O Revisionismo Popperiano de Imre Lakatos

Imre Lakatos toma a sério a crítica de Kuhn. Antes de se referir apenas a um ponto técnico de epistemologia, diria essa respeito aos nossos valores intelectuais básicos: “Se nem na ciência há outro modo de julgar uma teoria senão calculando o número, a fé e a energia vocal de seus apoiadores, isso terá de ocorrer principalmente nas ciências sociais: a verdade está no poder.” Sua estratégia, pelo que podemos depreender de seus textos, consiste em admitir que, se de um lado a história da ciência se constitui num problema para a metodologia popperiana, ela não implica, como quer Kuhn, numa falência da racionalidade, mas apenas numa reformulação dos cânones básicos da filosofia de Popper. Newton-Smith concorda com essa nossa posição: “Como Lakatos observa, a história da ciência não é consoante ao modelo popperiano.”; demonstrar como história e racionalidade não são termos incompatíveis, será a meta da argumentação de Lakatos.

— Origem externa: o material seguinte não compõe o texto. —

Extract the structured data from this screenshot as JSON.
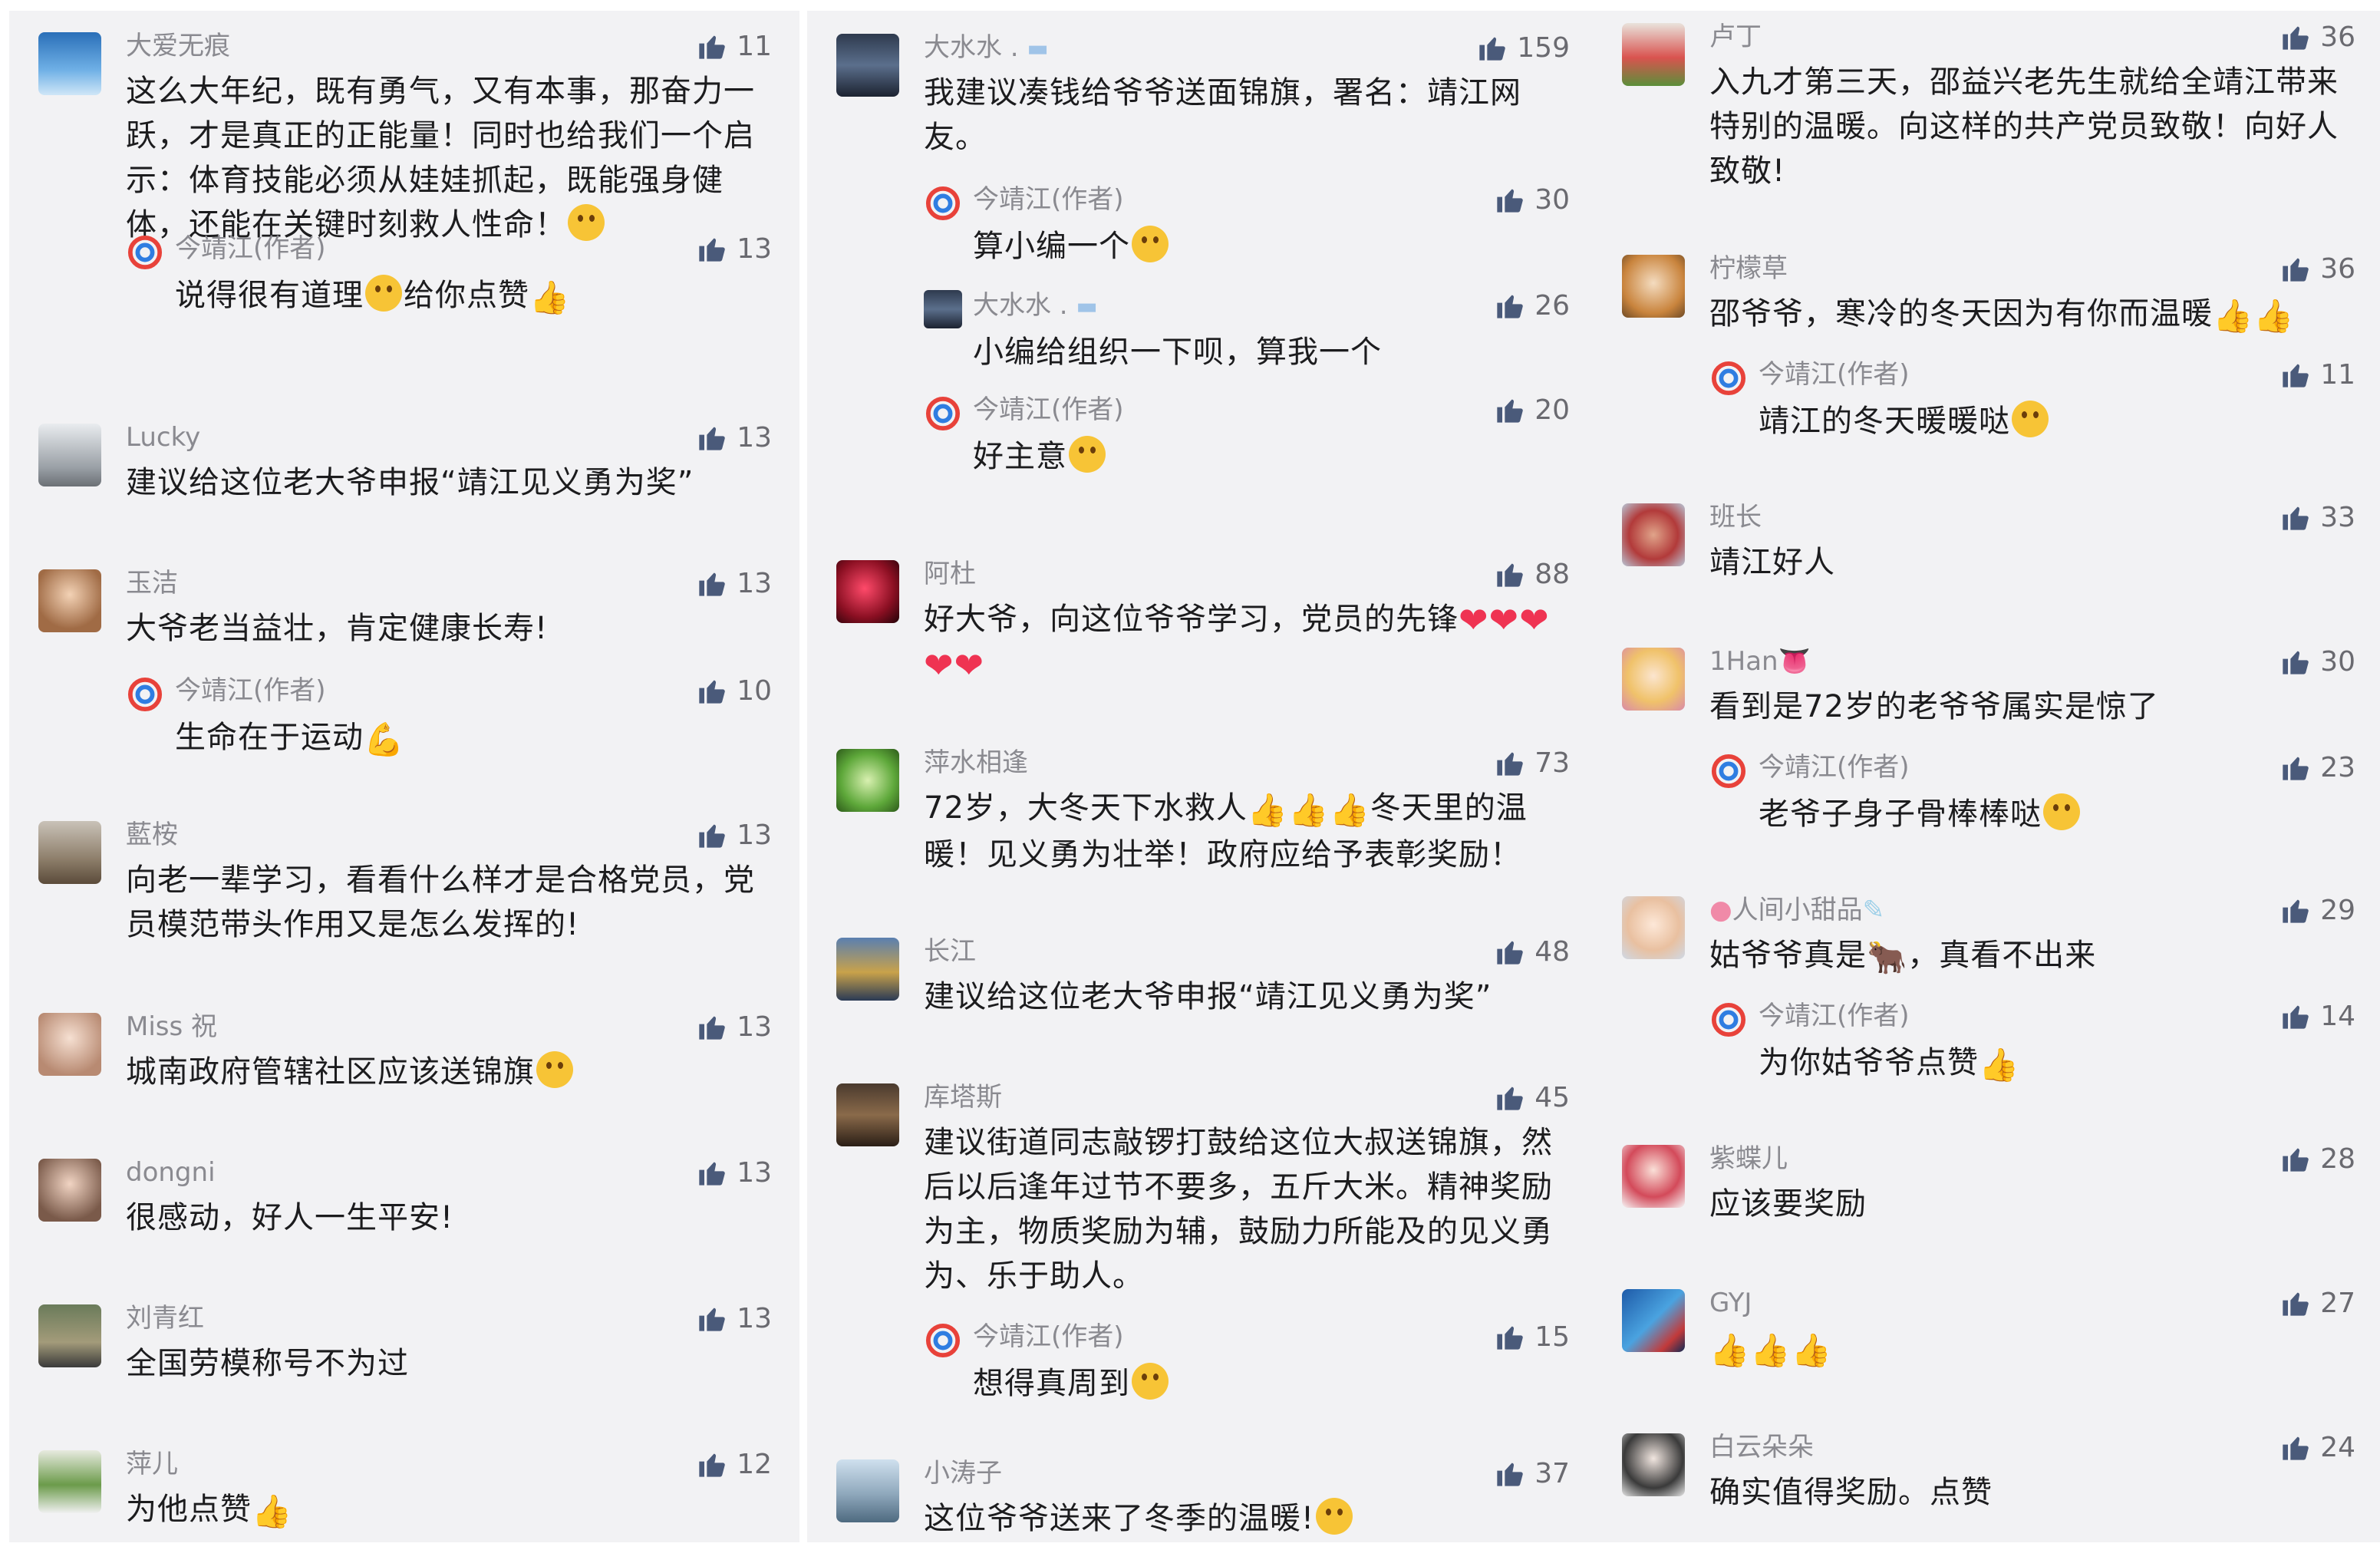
{
  "col1": [
    {
      "name": "大爱无痕",
      "likes": "11",
      "text": "这么大年纪，既有勇气，又有本事，那奋力一跃，才是真正的正能量！同时也给我们一个启示：体育技能必须从娃娃抓起，既能强身健体，还能在关键时刻救人性命！",
      "reply": {
        "name": "今靖江(作者)",
        "likes": "13",
        "text": "说得很有道理",
        "text2": "给你点赞"
      }
    },
    {
      "name": "Lucky",
      "likes": "13",
      "text": "建议给这位老大爷申报“靖江见义勇为奖”"
    },
    {
      "name": "玉洁",
      "likes": "13",
      "text": "大爷老当益壮，肯定健康长寿!",
      "reply": {
        "name": "今靖江(作者)",
        "likes": "10",
        "text": "生命在于运动"
      }
    },
    {
      "name": "藍桉",
      "likes": "13",
      "text": "向老一辈学习，看看什么样才是合格党员，党员模范带头作用又是怎么发挥的!"
    },
    {
      "name": "Miss 祝",
      "likes": "13",
      "text": "城南政府管辖社区应该送锦旗"
    },
    {
      "name": "dongni",
      "likes": "13",
      "text": "很感动，好人一生平安!"
    },
    {
      "name": "刘青红",
      "likes": "13",
      "text": "全国劳模称号不为过"
    },
    {
      "name": "萍儿",
      "likes": "12",
      "text": "为他点赞"
    }
  ],
  "col2": [
    {
      "name": "大水水 .",
      "likes": "159",
      "text": "我建议凑钱给爷爷送面锦旗，署名：靖江网友。",
      "replies": [
        {
          "name": "今靖江(作者)",
          "likes": "30",
          "text": "算小编一个"
        },
        {
          "name": "大水水 .",
          "likes": "26",
          "text": "小编给组织一下呗，算我一个"
        },
        {
          "name": "今靖江(作者)",
          "likes": "20",
          "text": "好主意"
        }
      ]
    },
    {
      "name": "阿杜",
      "likes": "88",
      "text": "好大爷，向这位爷爷学习，党员的先锋"
    },
    {
      "name": "萍水相逢",
      "likes": "73",
      "text": "72岁，大冬天下水救人",
      "text2": "冬天里的温暖！见义勇为壮举！政府应给予表彰奖励！"
    },
    {
      "name": "长江",
      "likes": "48",
      "text": "建议给这位老大爷申报“靖江见义勇为奖”"
    },
    {
      "name": "库塔斯",
      "likes": "45",
      "text": "建议街道同志敲锣打鼓给这位大叔送锦旗，然后以后逢年过节不要多，五斤大米。精神奖励为主，物质奖励为辅，鼓励力所能及的见义勇为、乐于助人。",
      "reply": {
        "name": "今靖江(作者)",
        "likes": "15",
        "text": "想得真周到"
      }
    },
    {
      "name": "小涛子",
      "likes": "37",
      "text": "这位爷爷送来了冬季的温暖!"
    }
  ],
  "col3": [
    {
      "name": "卢丁",
      "likes": "36",
      "text": "入九才第三天，邵益兴老先生就给全靖江带来特别的温暖。向这样的共产党员致敬！向好人致敬!"
    },
    {
      "name": "柠檬草",
      "likes": "36",
      "text": "邵爷爷，寒冷的冬天因为有你而温暖",
      "reply": {
        "name": "今靖江(作者)",
        "likes": "11",
        "text": "靖江的冬天暖暖哒"
      }
    },
    {
      "name": "班长",
      "likes": "33",
      "text": "靖江好人"
    },
    {
      "name": "1Han",
      "likes": "30",
      "text": "看到是72岁的老爷爷属实是惊了",
      "reply": {
        "name": "今靖江(作者)",
        "likes": "23",
        "text": "老爷子身子骨棒棒哒"
      }
    },
    {
      "name": "人间小甜品",
      "likes": "29",
      "text": "姑爷爷真是",
      "text2": "，真看不出来",
      "reply": {
        "name": "今靖江(作者)",
        "likes": "14",
        "text": "为你姑爷爷点赞"
      }
    },
    {
      "name": "紫蝶儿",
      "likes": "28",
      "text": "应该要奖励"
    },
    {
      "name": "GYJ",
      "likes": "27",
      "text": ""
    },
    {
      "name": "白云朵朵",
      "likes": "24",
      "text": "确实值得奖励。点赞"
    }
  ],
  "colors": {
    "panel": "#f2f2f4",
    "name": "#8a8a90",
    "text": "#1c1c1e",
    "like": "#6a6a70",
    "thumb": "#4a5a7a"
  },
  "icons": {
    "like": "thumb-up-icon",
    "author": "jinjingjiang-logo-icon"
  }
}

Distingue Lakatos vários tipos de falseacionismo em Popper, o primeiro dos quais
denomina de ‘dogmático’. O falseacionismo dogmático seria uma espécie de variante do justificacionismo. Enquanto o justificacionismo crê ser possível a justificação conclusiva de um enunciado, o falseacionismo dogmático poderia ser caracterizado da seguinte maneira:

A marca distintiva do falseacionismo dogmático é, pois, o reconhecimento de que todas as teorias são igualmente conjecturais. A ciência não pode provar teoria alguma. Mas se bem que não possa provar, pode refutar: ela pode executar com certeza lógica completa [o ato de] repúdio do que é falso, isto é, há uma base empírica de fatos absolutamente firme que se pode usar para refutar
teorias.

A.J.Ayer já havia atribuído essa posição a Popper, e talvez isso possa ser creditado a um viés positivista algo estreito de análise, mas porque Lakatos, a quem isso não pode ser argüido, rotula Popper dessa forma é, em princípio, curioso. Andersson faz uma observação irônica a respeito:

(...) Lakatos pensa que Popper começou como falseacionista dogmático nos anos vinte, mas não publicou nada antes de haver criado o falseacionismo metodológico. Lakatos não nos conta como sabe que Popper tenha alguma vez sido um falseacionista dogmático. Como o falseacionista dogmático nunca publicou nada, esse conhecimento (de Lakatos) é um mistério.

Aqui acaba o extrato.